Let $AB$ be a diameter of the circle $S(0,1)$. Find all the dots $C$ in $\overline{D(0,1)}$ such that $|AC|\cdot|BC|$ is maximal.
With very basic geometry calculus I have figured out that $C$ is the intersection of $\overline{D(0,1)}$ with the perpendicular bisector of $AB$. But this question is from complex analysis course so I try to find a way of solving this with complex analysis. I suspect that this is related somehow with Mobius transformations but I don't find how.
Since we can rotate the disk about the origin without affecting distances, we can assume, without loss of generality, that $A=(-1,0)$ and $B=(1,0)$.
Let $C$ be represented by $c\in\mathbb{C}$, where $|c|\le 1$. \begin{align*} &|AC|\,{\cdot}\,|BC|\\[4pt] =\;&|c+1|\,{\cdot}\,|c-1|\\[4pt] =\;&|c^2-1|\\[4pt] \le\;&|c|^2+1\\[4pt] \le\;&1^2+1\\[4pt] =\;&2\\[4pt] \end{align*} Claim:$\;$For $|c|\le 1$, the equation $|c^2-1|=2$ holds if and only if $c^2=-1$, or equivalently, $c=\pm i$.
Accepting the claim for now, it follows that the maximum value of $|AC|\,{\cdot}\,|BC|$ is $2$, which is realized if and only if $C=(0,1)$ or $C=(0,-1)$.

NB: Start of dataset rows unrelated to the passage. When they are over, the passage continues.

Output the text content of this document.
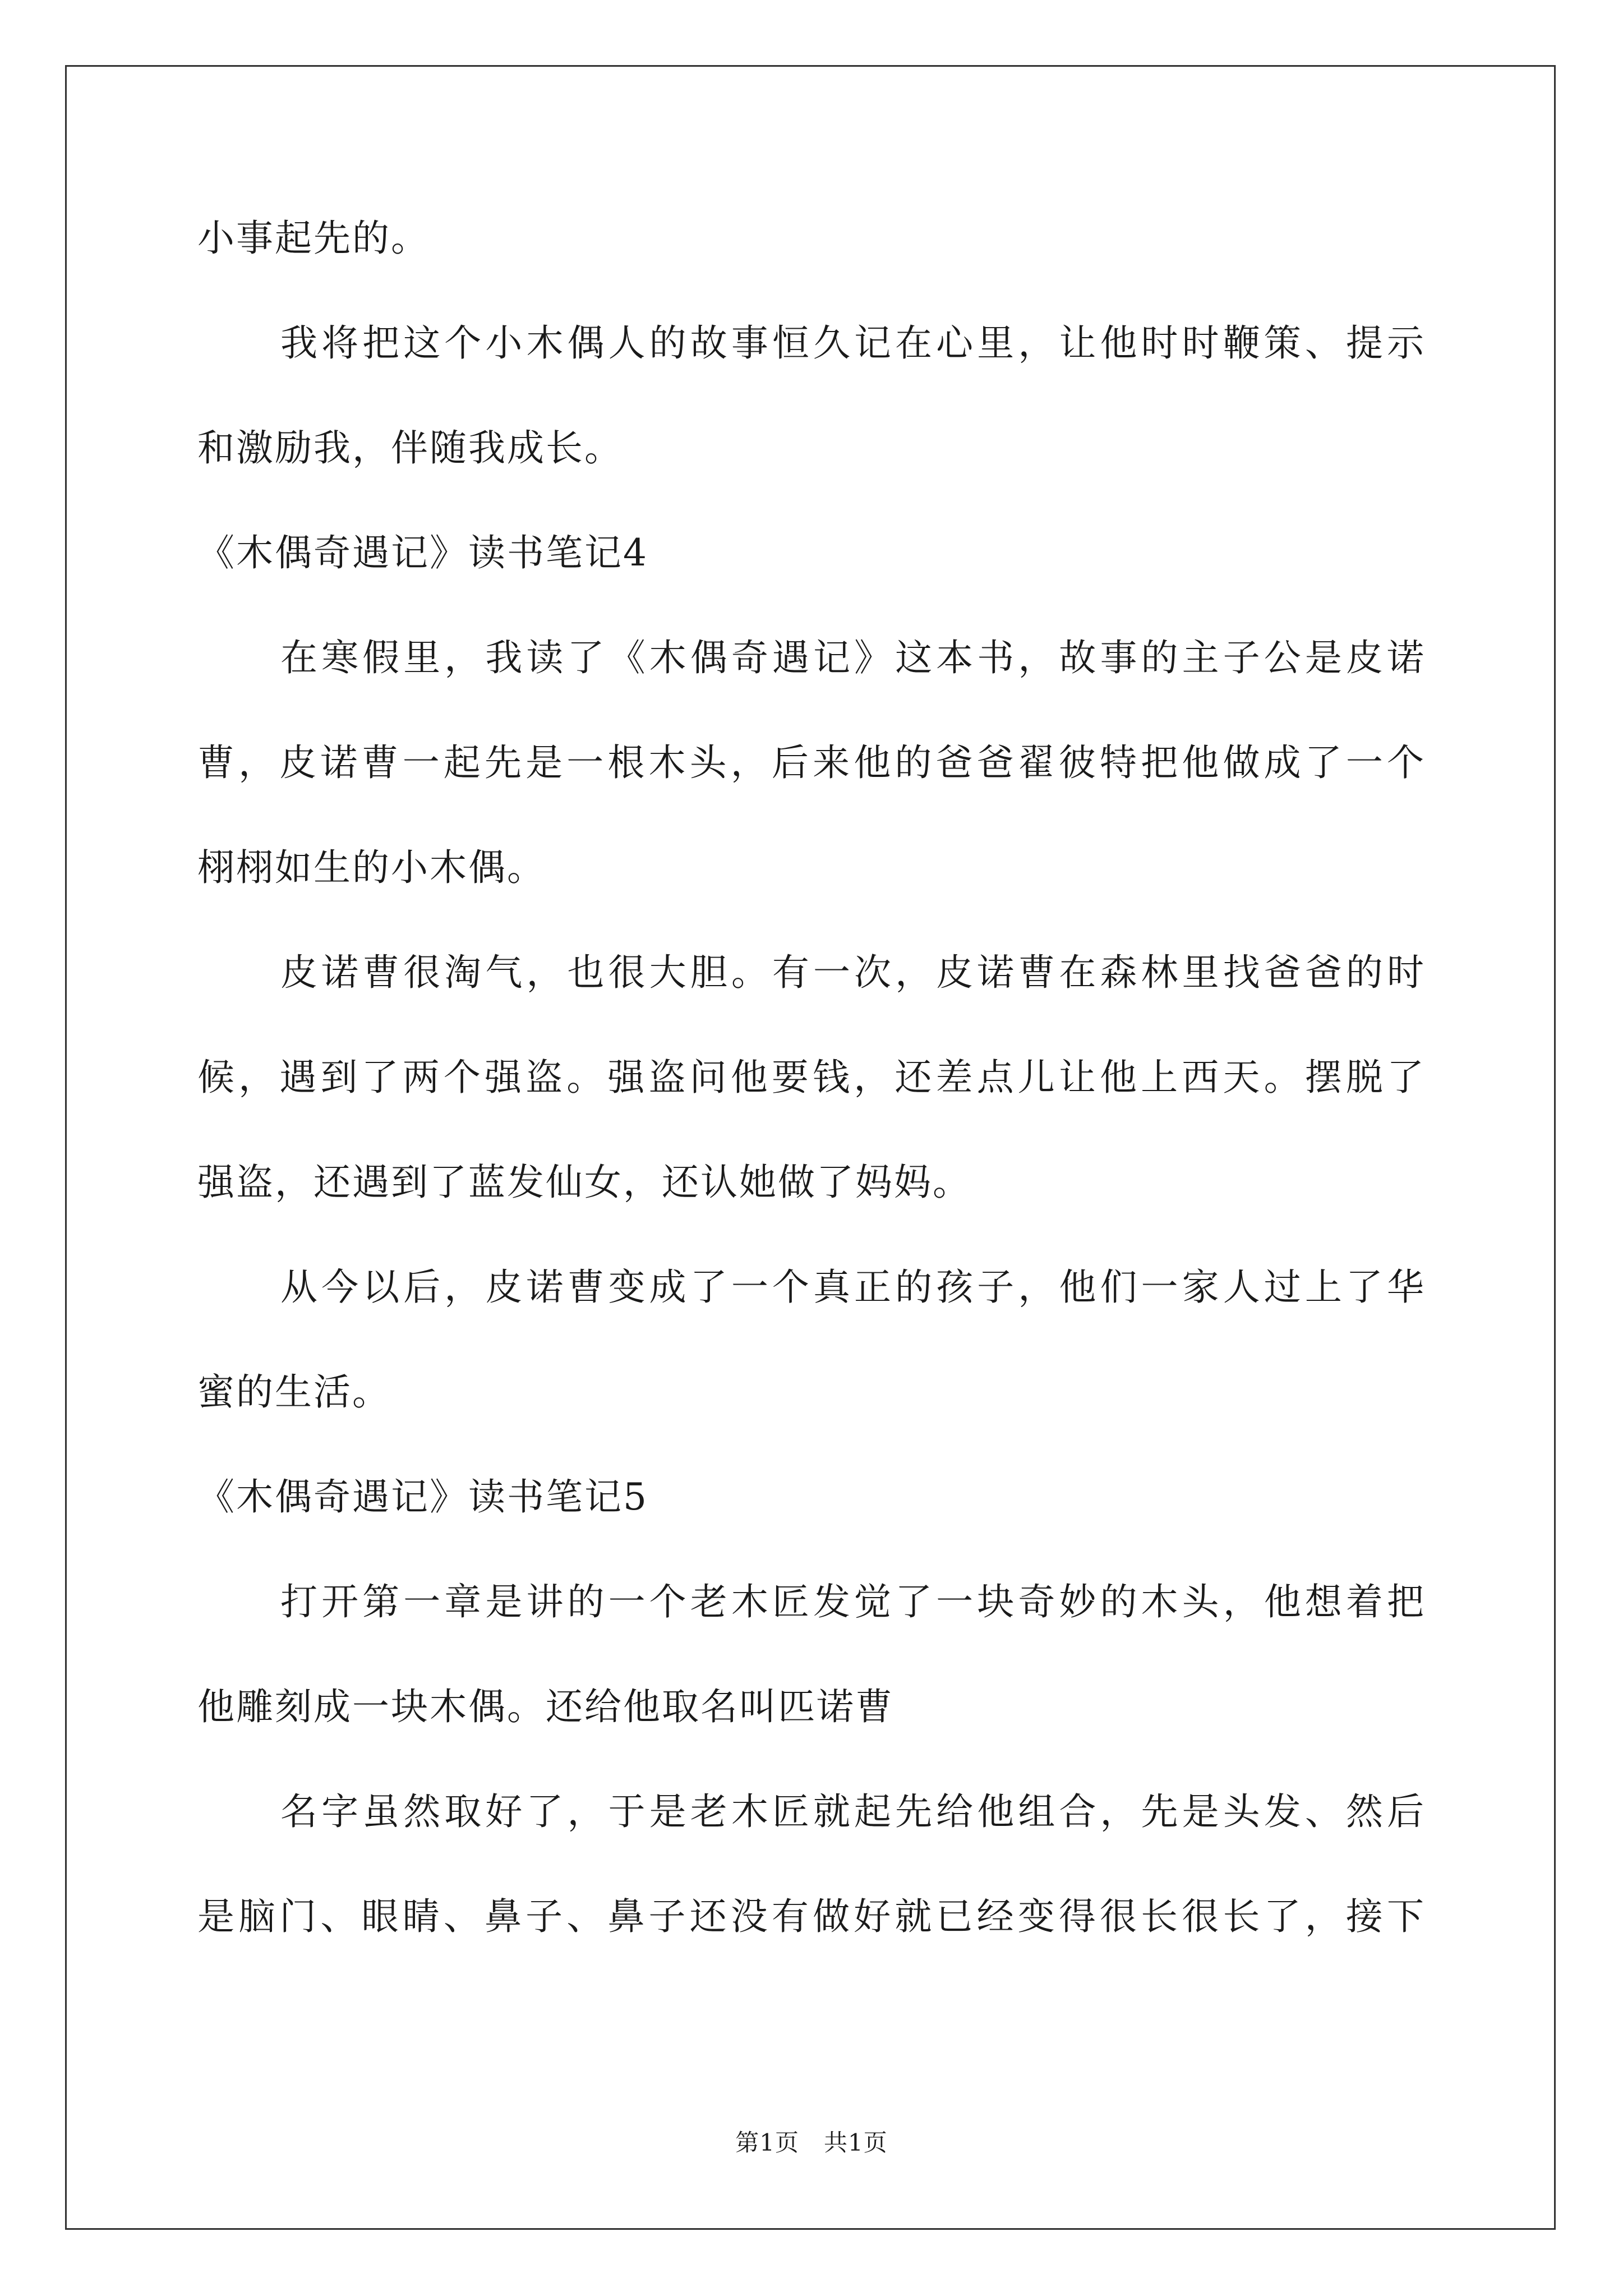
小事起先的。
我将把这个小木偶人的故事恒久记在心里，让他时时鞭策、提示
和激励我，伴随我成长。
《木偶奇遇记》读书笔记4
在寒假里，我读了《木偶奇遇记》这本书，故事的主子公是皮诺
曹，皮诺曹一起先是一根木头，后来他的爸爸翟彼特把他做成了一个
栩栩如生的小木偶。
皮诺曹很淘气，也很大胆。有一次，皮诺曹在森林里找爸爸的时
候，遇到了两个强盗。强盗问他要钱，还差点儿让他上西天。摆脱了
强盗，还遇到了蓝发仙女，还认她做了妈妈。
从今以后，皮诺曹变成了一个真正的孩子，他们一家人过上了华
蜜的生活。
《木偶奇遇记》读书笔记5
打开第一章是讲的一个老木匠发觉了一块奇妙的木头，他想着把
他雕刻成一块木偶。还给他取名叫匹诺曹
名字虽然取好了，于是老木匠就起先给他组合，先是头发、然后
是脑门、眼睛、鼻子、鼻子还没有做好就已经变得很长很长了，接下
第1页 共1页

Rotating back, it follows that the maximum value of $|AC|\,{\cdot}\,|BC|$ is $2$, which is realized if and only if $C$ is an endpoint of the diameter perpendicular to $AB$.
Proof of the claim:
The expression $|c^2-1|$ is equal to the distance from $c^2$ to $1$.
Given that $|c|\le 1$, we also have $|c^2|\le 1$, hence, since $-1$ is the only point in the closed standard unit disk whose distance from $1$ is equal to $2$, it follows that for $|c|\le 1$, we have $|c^2-1|=2$ if and only if $c^2=-1$, as claimed.$\\[4pt]$
Suppose $|c^2-1|=2$, for some $c\in\mathbb{C}$ with $|c|\le 1$.
If $|c| < 1$, then $|c^2-1|\le |c|^2+1 < 1^2+1 = 2$, contradiction.
Hence we must have $|c|=1$.
Then $\bar{c}={\large{\frac{1}{c}}}$, hence \begin{align*} &|c^2-1|=2\\[4pt] \iff\;&|c^2-1|^2=4\\[4pt] \iff\;&(c^2-1)(\bar{c}^2-1)=4\\[4pt] \iff\;&1-c^2-\bar{c}^2+1=4\\[4pt] \iff\;&c^2+\bar{c}^2=-2\\[4pt] \iff\;&c^2+\frac{1}{c^2}=-2\\[4pt] \iff\;&c^4+1=-2c^2\\[4pt] \iff\;&c^4+2c^2+1=0\\[4pt] \iff\;&(c^2+1)^2=0\\[4pt] \iff\;&c^2+1=0\\[4pt] \iff\;&c^2=-1\\ \end{align*} as claimed.